Utilization of SMs in a GPU

I am a CUDA newbie and looking into running multiple applications together on a GPU.
From the readings what I understand is NVIDIA does not advice running multiple applications
on the GPU (although CUDA driver manages to run them) since
a ) Applications do not have knowledge about each other’s context
b ) Architectures upto G280 do not support concurrent kernel / (application ) execution

Taking this into consideration , what happens if few Streaming Multiprocessors are not being
used if an application is already running on the GPU? Can we detect this condition and run other applications on those idle SMs?
(Although did not see this feature in the CUDA programming model)

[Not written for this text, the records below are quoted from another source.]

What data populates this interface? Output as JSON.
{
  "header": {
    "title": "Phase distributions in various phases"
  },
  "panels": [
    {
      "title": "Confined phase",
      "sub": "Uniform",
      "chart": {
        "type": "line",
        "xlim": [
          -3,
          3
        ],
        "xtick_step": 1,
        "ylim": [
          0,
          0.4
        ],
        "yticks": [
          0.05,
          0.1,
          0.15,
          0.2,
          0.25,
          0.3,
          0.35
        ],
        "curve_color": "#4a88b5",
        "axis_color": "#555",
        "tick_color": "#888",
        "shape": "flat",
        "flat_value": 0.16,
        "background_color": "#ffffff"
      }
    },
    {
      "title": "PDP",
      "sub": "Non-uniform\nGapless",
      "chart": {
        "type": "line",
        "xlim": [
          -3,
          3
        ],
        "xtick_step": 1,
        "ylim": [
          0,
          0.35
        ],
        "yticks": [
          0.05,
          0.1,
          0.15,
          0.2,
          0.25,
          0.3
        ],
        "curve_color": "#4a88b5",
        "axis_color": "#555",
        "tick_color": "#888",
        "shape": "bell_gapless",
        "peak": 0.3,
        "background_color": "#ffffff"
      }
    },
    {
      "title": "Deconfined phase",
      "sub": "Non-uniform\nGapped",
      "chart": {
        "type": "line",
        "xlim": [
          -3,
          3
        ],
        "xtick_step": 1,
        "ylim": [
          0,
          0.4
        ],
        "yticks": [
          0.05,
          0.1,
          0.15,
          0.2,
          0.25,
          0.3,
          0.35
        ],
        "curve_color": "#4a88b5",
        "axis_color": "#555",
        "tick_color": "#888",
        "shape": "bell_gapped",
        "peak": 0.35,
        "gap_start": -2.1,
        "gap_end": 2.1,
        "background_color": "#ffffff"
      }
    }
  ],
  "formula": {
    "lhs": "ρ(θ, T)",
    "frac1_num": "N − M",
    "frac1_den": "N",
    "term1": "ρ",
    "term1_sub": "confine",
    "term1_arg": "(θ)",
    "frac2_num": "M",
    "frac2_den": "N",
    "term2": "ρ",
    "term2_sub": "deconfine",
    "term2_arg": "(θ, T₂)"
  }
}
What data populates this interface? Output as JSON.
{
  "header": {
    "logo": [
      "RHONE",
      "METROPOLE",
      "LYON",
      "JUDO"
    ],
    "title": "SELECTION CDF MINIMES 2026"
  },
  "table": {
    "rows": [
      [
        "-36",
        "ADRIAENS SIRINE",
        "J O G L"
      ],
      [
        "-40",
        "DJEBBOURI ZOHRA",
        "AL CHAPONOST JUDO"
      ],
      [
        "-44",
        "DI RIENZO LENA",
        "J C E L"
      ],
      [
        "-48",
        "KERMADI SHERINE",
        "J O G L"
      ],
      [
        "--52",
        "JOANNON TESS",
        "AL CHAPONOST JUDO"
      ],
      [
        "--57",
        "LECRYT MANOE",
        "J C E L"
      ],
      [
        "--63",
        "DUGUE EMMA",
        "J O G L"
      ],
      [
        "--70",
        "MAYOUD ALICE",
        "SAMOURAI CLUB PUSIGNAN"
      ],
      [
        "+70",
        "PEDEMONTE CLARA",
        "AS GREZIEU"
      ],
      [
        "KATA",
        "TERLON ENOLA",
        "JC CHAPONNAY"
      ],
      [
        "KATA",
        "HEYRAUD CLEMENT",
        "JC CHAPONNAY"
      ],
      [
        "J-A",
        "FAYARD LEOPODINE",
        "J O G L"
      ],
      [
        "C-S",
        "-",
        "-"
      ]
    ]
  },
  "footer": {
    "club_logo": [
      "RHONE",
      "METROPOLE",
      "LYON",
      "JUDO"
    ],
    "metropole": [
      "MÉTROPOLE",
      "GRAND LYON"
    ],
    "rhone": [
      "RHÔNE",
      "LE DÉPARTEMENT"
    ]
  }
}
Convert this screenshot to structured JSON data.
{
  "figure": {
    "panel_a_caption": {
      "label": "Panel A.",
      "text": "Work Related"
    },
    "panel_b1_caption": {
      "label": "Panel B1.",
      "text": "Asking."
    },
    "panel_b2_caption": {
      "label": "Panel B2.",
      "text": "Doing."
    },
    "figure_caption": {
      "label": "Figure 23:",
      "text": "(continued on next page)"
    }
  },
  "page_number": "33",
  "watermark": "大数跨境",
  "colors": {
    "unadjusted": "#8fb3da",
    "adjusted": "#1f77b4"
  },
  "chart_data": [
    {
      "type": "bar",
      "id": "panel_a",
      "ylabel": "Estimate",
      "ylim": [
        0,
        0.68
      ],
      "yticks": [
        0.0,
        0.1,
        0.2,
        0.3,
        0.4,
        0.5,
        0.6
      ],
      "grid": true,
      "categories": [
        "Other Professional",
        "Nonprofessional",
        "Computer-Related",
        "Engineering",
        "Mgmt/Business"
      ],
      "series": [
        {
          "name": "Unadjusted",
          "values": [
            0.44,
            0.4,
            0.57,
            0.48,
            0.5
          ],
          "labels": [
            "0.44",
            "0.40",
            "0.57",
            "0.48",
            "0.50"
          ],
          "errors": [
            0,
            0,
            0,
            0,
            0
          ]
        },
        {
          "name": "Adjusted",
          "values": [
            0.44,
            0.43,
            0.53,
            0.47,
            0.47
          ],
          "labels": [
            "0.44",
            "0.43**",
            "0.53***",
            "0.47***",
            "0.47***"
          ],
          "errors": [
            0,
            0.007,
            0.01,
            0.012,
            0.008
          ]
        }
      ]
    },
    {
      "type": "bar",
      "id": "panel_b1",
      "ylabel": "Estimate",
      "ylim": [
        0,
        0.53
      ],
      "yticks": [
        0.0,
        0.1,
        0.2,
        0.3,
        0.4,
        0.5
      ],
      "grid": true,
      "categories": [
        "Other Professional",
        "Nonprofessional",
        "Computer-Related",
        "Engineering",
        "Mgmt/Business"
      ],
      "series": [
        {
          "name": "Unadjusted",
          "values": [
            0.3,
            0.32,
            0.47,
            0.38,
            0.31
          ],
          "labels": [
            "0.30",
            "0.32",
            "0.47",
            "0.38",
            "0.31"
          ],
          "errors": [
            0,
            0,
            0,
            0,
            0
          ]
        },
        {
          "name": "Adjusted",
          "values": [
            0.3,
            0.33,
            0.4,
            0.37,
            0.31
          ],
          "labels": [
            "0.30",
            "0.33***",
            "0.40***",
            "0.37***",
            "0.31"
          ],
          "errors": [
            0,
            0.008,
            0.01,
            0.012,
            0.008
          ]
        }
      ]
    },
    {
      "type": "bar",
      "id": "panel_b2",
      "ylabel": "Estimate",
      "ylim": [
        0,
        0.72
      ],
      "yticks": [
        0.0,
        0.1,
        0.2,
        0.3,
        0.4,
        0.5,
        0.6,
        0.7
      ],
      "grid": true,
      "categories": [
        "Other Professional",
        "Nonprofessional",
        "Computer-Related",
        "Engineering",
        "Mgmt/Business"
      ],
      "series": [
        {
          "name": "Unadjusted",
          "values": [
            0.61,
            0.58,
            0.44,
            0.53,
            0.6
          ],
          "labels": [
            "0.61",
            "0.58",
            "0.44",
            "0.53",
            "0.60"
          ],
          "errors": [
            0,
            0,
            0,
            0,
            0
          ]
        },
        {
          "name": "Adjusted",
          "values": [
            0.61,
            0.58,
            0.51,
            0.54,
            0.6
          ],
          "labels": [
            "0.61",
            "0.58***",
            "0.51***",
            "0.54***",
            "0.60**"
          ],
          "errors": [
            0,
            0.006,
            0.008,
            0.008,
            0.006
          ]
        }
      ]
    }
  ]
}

Actually, running multiple applications has worked for a long time on every CUDA compute capability. Note that all CUDA GPUs, including Fermi, interleave execution of kernels from different contexts. At no time do kernels from different contexts (which includes different applications) run on the device simultaneously. When you run a GUI on your GPU, that also is treated as a CUDA context of sorts, which is why a long running kernel can make your display appear to freeze. Every context gets total control of all SMs when the context is active.

The reasons NVIDIA discourage multiple applications using the same GPU include:

  • Buggy drivers in the past could potentially cause crashes during frequent GPU context switching. This has been resolved, as far as I know.

  • In a multi-user system (a common use case for multi-application execution), there is no graceful degradation as users exhaust the GPU memory. If one user takes all the device memory, the second user will just see their application abort until the first user’s application exits or they free the memory.

  • The overhead of context switching means that multiple applications will see lower total performance than just one application, a lot lower if each application is executing very short kernels. This is one place where Fermi is supposed to have improved, but the overhead is still not zero.

Note that concurrent kernel execution (as NVIDIA has defined it) is not related to concurrent application execution. Concurrent kernel execution on Fermi allows kernels from different CUDA streams in the same CUDA context to execute simultaneously, getting varying amounts of SMs depending on the block scheduler. Different CUDA contexts running on the same device still undergo a full context switch between kernel executions, just as before.

Thanks seibert! this is quite helpful :). Is there some link / documentation from which I can read more about the GPU context switching and also about the second point you mentioned (about application abort because it does not find enough GPU memory )?

I’m not sure about the context switching discussion. The CUDA programming guide is the standard reference for most things. Another option is to write a small benchmark yourself and see what happens when you run multiple programs on the same GPU.

As for the abort, I wasn’t very precise. What will actually happen is cudaMalloc will return an error, and then you will have to decide how to handle the out of device memory condition. In my applications, if there is no device memory, the program can’t run, so I abort.